The political tension created by the debt ceiling negotiations could victimize the U.S. economy, but it appears to have already damaged President Obama’s pledge of increased transparency at the White House. Press Secretary Jay Carney said “We’re so serious about getting a deal done, as opposed to engaging in political theater […] that we are going to have meetings that I’m not going to tell you about.” Even though Secretary Carney backtracked on his statement, President Obama’s “back-channel” meeting with Speaker of the House John Boehner was not on the president’s public schedule. The last time high-profile legislation such as this was under consideration (2010 Affordable Care Act), President Obama remarked that it was a “mistake” to let short-term considerations make him abandon campaign promises of transparency in legislative negotiations.
In November 2010, the Obama Administration produced an executive order that intended to curtail the use of improvised access controls used by federal agency for unclassified information. Agencies are only allowed to authorize restrictions based on law, regulation or government-wide policy. The Department of Defense proposed a new rule that would require safeguards for all documents with designations banned under the executive order. More broadly, the DoD rule states that any unclassified information not specifically marked for public release falls under the new safeguards. The new DoD rules, though only a proposal, brazenly undermine the presumption of openness prescribed by the executive order and seek to establish secrecy as the default approach to unclassified information.
The National Archive and Records Administration published a proposal for a new rule for the procedures for declassifying records containing national security information. Under the Clinton Administration’s executive order 12958, documents that were not specifically exempted had to be declassified whether or not they had been reviewed. The new rules would allow non-exempt documents to remain classified for up to 35 years if they belonged to an “integral file block” with records that were “only” 25 years old. Additionally, if records older than 25 years are found and haven’t been reviewed, they could be provisionally classified for up to three additional years to allow for a review. The new rule does not mention the “fifty year rule” from the executive order – documents exempted from the automatic 25 year declassification have to be declassified in 50 years (excepting obvious material like human sources or nuclear warhead designs).
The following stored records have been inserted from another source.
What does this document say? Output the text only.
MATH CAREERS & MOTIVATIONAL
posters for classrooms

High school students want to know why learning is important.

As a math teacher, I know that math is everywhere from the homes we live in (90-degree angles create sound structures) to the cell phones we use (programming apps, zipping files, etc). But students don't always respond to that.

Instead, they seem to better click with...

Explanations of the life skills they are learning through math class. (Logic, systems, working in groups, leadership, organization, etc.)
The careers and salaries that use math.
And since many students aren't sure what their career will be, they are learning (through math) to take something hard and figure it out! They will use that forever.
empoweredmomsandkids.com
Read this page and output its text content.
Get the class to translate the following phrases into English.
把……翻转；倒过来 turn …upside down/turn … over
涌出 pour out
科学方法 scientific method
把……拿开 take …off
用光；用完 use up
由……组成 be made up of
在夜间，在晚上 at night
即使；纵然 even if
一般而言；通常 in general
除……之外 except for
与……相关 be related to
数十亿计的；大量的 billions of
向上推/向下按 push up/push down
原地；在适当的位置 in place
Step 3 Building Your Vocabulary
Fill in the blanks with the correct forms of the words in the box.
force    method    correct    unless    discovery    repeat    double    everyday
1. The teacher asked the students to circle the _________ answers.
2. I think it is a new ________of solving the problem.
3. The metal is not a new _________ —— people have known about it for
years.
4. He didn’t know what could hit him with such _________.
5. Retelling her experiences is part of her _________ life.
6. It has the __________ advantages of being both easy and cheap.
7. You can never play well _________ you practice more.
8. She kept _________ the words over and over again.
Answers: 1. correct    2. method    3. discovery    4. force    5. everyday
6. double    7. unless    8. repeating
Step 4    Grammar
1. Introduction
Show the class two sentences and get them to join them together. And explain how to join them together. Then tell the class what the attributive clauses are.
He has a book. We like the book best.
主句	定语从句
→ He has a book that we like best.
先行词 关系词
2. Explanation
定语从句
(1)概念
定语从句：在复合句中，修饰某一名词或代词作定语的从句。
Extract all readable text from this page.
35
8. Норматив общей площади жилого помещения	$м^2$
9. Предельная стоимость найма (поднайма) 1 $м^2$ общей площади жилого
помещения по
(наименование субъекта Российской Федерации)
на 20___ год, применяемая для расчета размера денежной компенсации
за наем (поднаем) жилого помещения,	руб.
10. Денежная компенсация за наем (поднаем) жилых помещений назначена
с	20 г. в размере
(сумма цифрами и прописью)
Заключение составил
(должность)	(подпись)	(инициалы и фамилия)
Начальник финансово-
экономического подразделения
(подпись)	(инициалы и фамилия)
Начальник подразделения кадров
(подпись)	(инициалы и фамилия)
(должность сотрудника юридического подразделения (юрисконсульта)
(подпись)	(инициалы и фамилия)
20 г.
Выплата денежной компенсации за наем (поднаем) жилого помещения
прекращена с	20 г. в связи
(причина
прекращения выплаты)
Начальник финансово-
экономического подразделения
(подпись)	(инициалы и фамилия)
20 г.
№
In the case of alleged CIA classified information leaker Jeffrey Sterling, New York Times reporter James Risen, who was subpoenaed in order to compel him to testify, presented a motion to the court which he hopes would end the subpoena. Mr. Risen argued that the court should consider the value of the leaked information to the public interest and the damage his testifying would cause to the public interest. The government responded by stating that “explicitly recognizing ‘good leaks’ of classified information […] would effectively destroy the system through which the country protects that information.”